In Bennett v. Automobile Ins. Co. of Hartford, supra, an action was brought by plaintiffs against the defendant insurer for uninsured motorist benefits pursuant to a policy issued by the defendant. One plaintiff released his claims prior to trial in consideration of payment from the defendant. A jury verdict was rendered for the other plaintiff, which, together with the payment to the plaintiff that had settled, exceeded the policy limit. The trial court granted defendant's motion to open the judgment and for remittitur. On appeal, the court held that in the context of insurance litigation certain defenses must be specially pleaded, including the policy limits, and the defendant's failure to plead such limitations precluded it from taking advantage of such limitations. Id., 621-22. The Appellate Court further held that a defense of payment must be specially pleaded and to the extent that the defendant's claim of payment to the settling plaintiff was a defense, it should have been pleaded as such. Id., quoting Elisv. Rogers, 15 Conn. App. 362, 366 (1988). Therefore, the defendant's failure to assert the claim of payment as a special defense was held to be a waiver of that claim. Id., 624.
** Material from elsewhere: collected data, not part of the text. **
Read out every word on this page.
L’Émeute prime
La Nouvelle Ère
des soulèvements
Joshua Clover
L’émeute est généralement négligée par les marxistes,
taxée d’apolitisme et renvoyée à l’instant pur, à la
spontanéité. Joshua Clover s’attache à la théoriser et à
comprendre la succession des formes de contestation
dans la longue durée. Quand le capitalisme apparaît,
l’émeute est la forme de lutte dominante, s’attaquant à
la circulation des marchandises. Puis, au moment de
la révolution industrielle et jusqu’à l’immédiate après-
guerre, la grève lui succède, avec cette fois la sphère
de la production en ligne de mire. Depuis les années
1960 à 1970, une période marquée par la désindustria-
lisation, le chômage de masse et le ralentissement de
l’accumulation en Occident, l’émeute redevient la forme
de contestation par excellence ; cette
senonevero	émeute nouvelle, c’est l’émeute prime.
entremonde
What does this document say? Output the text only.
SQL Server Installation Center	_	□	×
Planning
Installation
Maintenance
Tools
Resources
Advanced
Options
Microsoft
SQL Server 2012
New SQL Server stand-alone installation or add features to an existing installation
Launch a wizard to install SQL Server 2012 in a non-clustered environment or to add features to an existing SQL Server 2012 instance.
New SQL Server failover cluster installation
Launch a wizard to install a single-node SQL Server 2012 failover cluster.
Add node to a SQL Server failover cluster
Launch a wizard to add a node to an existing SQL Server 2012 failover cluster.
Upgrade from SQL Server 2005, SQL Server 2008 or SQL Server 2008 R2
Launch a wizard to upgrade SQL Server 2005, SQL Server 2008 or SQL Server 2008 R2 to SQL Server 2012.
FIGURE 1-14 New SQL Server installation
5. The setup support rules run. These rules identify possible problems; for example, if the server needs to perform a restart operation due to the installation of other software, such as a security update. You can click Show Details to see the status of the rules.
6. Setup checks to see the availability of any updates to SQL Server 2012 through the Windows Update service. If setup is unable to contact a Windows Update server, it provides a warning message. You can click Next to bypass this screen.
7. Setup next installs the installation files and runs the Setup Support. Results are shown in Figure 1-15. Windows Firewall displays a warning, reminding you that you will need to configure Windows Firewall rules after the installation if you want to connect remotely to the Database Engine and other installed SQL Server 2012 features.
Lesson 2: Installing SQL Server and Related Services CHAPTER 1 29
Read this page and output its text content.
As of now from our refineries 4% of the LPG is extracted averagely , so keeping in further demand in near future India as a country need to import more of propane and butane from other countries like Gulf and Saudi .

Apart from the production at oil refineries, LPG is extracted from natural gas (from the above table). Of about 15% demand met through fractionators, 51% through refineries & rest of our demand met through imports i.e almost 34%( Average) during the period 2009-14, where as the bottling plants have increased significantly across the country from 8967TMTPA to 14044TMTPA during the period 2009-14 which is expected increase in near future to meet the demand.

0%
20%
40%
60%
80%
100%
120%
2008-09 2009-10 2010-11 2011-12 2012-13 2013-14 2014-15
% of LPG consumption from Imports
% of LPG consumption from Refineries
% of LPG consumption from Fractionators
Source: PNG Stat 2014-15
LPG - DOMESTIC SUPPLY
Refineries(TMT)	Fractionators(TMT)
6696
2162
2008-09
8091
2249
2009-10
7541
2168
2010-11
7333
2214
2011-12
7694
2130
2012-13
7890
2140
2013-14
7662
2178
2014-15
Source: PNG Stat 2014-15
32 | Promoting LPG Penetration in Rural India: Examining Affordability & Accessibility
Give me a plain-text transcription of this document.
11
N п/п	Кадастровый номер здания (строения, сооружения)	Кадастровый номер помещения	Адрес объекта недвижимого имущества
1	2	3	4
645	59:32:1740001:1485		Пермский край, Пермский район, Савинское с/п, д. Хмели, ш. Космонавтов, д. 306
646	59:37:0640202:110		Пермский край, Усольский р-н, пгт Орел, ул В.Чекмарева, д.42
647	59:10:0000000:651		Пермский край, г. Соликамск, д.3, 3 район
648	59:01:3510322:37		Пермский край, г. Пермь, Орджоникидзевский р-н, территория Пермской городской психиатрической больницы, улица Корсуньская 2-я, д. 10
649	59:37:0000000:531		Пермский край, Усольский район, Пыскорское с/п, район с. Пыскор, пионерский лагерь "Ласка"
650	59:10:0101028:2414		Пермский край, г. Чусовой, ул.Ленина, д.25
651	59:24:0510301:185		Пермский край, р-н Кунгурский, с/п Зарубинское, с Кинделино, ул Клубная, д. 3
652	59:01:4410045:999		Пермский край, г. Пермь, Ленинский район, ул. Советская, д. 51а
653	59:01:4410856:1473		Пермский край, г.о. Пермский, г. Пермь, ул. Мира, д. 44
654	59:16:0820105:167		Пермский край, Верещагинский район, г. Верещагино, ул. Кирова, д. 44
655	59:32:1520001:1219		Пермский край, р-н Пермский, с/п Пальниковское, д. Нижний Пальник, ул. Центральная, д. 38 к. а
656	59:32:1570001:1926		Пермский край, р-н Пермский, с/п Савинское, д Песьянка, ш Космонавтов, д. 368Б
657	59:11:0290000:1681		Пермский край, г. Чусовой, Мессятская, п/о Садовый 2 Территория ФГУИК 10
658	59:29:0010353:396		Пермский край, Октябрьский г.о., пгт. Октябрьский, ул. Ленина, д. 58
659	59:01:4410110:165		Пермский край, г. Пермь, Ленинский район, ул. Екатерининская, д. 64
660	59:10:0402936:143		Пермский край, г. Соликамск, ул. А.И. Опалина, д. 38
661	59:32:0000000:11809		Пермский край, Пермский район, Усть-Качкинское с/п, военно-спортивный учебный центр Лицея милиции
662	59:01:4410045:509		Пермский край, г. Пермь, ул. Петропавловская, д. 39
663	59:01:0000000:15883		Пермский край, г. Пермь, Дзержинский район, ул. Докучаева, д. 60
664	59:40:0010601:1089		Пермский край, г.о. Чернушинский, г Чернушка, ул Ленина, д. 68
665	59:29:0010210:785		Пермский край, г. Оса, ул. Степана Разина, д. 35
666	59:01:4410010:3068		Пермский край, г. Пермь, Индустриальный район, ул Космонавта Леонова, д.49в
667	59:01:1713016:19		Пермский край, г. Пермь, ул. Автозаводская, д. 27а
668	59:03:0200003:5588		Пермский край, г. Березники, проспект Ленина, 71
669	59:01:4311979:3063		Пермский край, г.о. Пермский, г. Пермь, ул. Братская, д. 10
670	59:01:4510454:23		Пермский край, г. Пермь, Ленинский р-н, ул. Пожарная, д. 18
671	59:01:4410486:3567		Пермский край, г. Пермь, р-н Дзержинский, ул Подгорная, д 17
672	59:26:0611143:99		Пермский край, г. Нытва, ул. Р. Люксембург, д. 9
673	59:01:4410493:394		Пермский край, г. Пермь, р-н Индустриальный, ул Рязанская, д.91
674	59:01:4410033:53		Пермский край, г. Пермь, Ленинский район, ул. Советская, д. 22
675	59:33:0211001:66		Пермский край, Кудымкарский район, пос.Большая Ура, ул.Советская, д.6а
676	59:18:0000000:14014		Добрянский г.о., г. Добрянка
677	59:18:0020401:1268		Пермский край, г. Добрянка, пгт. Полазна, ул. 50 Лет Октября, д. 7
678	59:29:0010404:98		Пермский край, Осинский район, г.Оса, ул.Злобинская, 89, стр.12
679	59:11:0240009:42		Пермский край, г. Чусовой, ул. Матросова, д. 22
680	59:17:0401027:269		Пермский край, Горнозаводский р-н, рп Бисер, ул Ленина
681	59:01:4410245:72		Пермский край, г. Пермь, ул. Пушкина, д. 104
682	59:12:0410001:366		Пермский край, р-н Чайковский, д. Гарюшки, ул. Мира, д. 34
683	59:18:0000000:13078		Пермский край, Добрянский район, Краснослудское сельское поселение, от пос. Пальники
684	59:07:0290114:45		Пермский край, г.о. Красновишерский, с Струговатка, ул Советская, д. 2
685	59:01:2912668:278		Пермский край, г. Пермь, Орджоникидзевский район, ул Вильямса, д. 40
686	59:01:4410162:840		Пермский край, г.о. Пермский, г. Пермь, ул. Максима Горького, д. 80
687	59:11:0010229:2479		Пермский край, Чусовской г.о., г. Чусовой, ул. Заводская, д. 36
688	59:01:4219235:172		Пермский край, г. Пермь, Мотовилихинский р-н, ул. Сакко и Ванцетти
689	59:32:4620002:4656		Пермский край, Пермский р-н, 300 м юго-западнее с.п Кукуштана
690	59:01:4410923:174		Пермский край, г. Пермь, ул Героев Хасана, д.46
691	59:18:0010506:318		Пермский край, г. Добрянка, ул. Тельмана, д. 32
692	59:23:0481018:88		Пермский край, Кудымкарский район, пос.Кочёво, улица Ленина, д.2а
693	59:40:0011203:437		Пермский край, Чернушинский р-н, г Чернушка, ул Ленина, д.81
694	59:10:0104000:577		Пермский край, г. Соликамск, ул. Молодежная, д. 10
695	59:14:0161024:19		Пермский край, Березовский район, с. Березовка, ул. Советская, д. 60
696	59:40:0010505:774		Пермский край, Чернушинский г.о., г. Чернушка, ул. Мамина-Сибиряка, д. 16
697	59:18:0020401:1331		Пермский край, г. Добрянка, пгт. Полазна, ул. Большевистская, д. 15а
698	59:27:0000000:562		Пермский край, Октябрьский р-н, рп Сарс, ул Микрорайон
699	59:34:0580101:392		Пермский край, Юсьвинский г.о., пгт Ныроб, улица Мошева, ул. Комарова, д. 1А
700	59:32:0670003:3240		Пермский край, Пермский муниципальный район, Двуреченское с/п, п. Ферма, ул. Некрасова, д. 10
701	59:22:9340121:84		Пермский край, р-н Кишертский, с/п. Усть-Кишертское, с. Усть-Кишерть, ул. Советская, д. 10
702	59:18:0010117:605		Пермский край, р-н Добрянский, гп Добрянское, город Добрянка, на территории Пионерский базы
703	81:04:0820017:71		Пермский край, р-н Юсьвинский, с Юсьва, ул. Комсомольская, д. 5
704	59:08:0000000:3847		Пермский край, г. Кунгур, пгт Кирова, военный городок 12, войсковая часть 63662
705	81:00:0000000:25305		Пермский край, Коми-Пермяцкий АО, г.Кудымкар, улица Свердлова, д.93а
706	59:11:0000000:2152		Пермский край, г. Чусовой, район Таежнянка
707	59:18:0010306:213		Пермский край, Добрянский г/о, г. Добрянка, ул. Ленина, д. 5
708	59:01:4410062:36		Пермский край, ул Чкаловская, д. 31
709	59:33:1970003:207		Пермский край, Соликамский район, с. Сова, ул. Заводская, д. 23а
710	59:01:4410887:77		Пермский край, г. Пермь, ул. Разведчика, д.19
Similarly, the court in Ridge v. Allstate Ins. Co., Superior CT Page 6758 Court, judicial district of New Haven, Docket No. 333867 (April 13, 1993, Thompson, J.), an action against an insurer to recover under an insurance policy, denied the motion to strike the defendant's special defenses asserting a contractual right of set off for basic reparations benefits paid, payments made by those legally responsible and payments pursuant to workers' compensation disability benefits laws. The court held the plaintiff's right of recovery against the insurer and insurer's obligations were governed by the terms of the policy and the defendant was entitled to plead the provisions affecting these rights and obligations. Id.

The plaintiffs' motion to strike is denied because the defendant's special defenses allege limitations on the defendant's liability in accordance with the terms of the insurance policy issued by the defendant and as such, they are properly pleaded special defenses.